Steven Stenzel, MD, FACOG
Stenzel Clinic for Women’s Health
Eau Claire

The information in the media is true! Studies have shown that certain types of cervical cancer are caused by a virus and now a vaccine has been developed to protect against the virus. The Human Papilloma Virus (HPV)  family has nearly 100 individually separate viral types, each one identified by a number. Thirty of the types can have an effect on the female genital area, including the vaginal opening, vaginal walls and cervix.  Approximately 15 of the 30 HPV types are called “high risk” and have the potential to cause female genital cancers.  

World wide, cervical cancer is the second leading cause of cancer death with nearly 250,000 women dying annually.

After exposure to HPV through direct, intimate contact (sexual intercourse) several events may occur. The cervical cells may process the virus with no biological effect. Abnormalities of cervical cells called dysplasia or precancer may occur. The virus may “hibernate” and express its biological effect in the future. Exposure to other HPV types may result in the development of genital warts. These are not cancerous growths, but they are bothersome and frustrating to have treated.

Gardasil is a newly developed vaccine that protects against HPV types 16 and 18, which are responsible for approximately 70% of cervical cancers.
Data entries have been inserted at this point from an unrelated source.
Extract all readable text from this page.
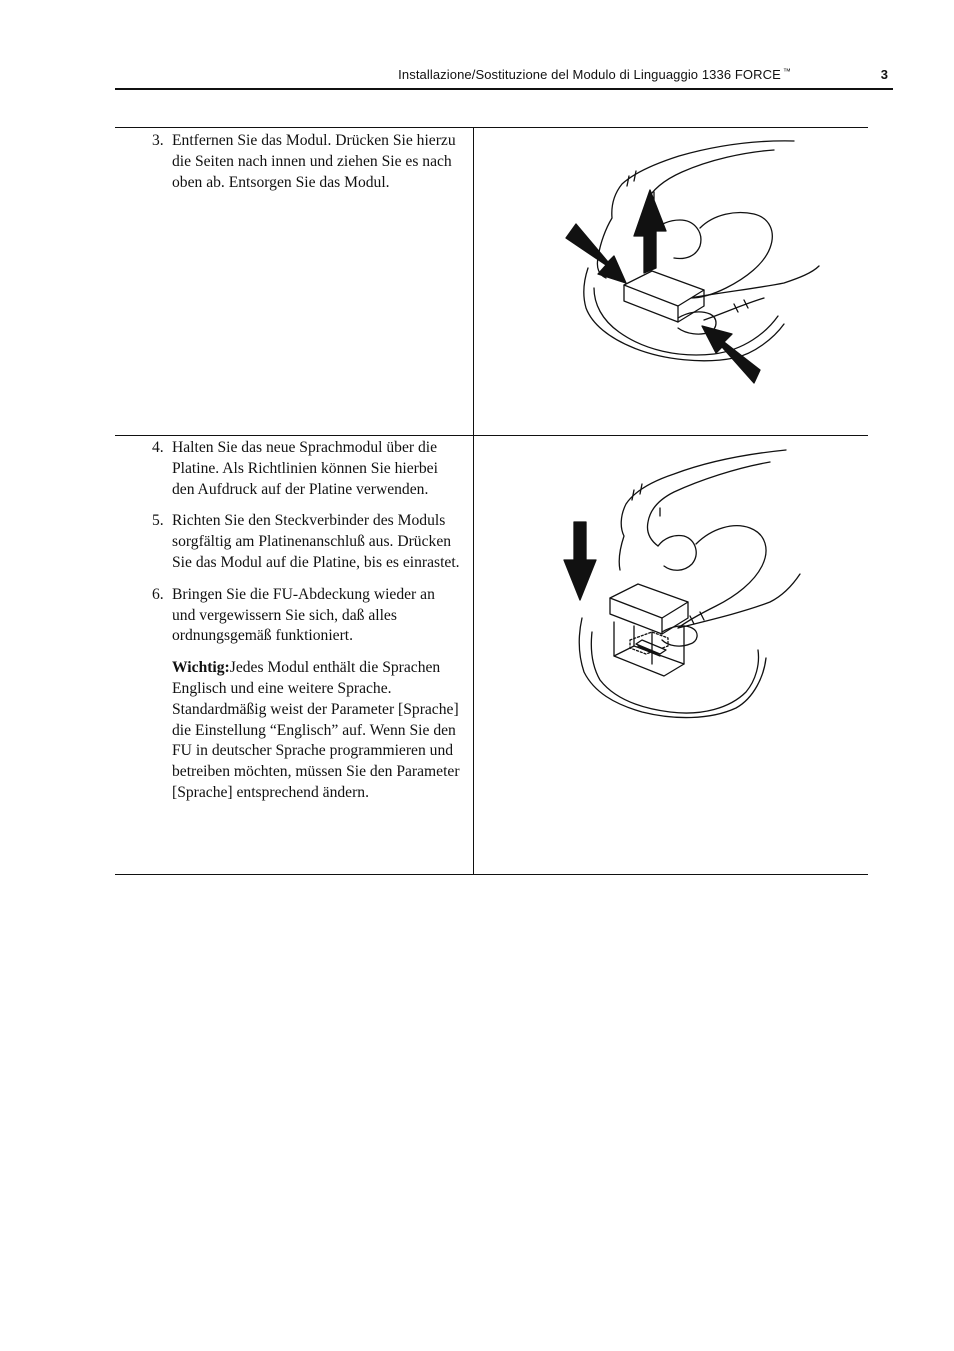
Installazione/Sostituzione del Modulo di Linguaggio 1336 FORCE ™	3
3. Entfernen Sie das Modul. Drücken Sie hierzu die Seiten nach innen und ziehen Sie es nach oben ab. Entsorgen Sie das Modul.
4. Halten Sie das neue Sprachmodul über die Platine. Als Richtlinien können Sie hierbei den Aufdruck auf der Platine verwenden.
5. Richten Sie den Steckverbinder des Moduls sorgfältig am Platinenanschluß aus. Drücken Sie das Modul auf die Platine, bis es einrastet.
6. Bringen Sie die FU-Abdeckung wieder an und vergewissern Sie sich, daß alles ordnungsgemäß funktioniert.
Wichtig:Jedes Modul enthält die Sprachen Englisch und eine weitere Sprache. Standardmäßig weist der Parameter [Sprache] die Einstellung “Englisch” auf. Wenn Sie den FU in deutscher Sprache programmieren und betreiben möchten, müssen Sie den Parameter [Sprache] entsprechend ändern.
The vaccine also protects against HPV types 6 and 11, which cause approximately 90% of the external genital warts.

The Gardasil Vaccine is given in three injections over a 6-month period.

The vaccine does not cause a mini infection and it does not contain thimerosal as a preservative. When given to adolescent girls prior to HPV exposure, the vaccine was shown to be 100% effective in preventing cervical cancers caused by HPV types 16 and 18; and 100% effective in preventing external genital warts caused by HPV types 6 and 11. Another way of looking at this is that the vaccine will reduce cervical cancer risk by 70% and external genital warts by 90% when the vaccine is given prior to natural HPV exposure. FDA approval came in June 2006 and the vaccine is now available for use.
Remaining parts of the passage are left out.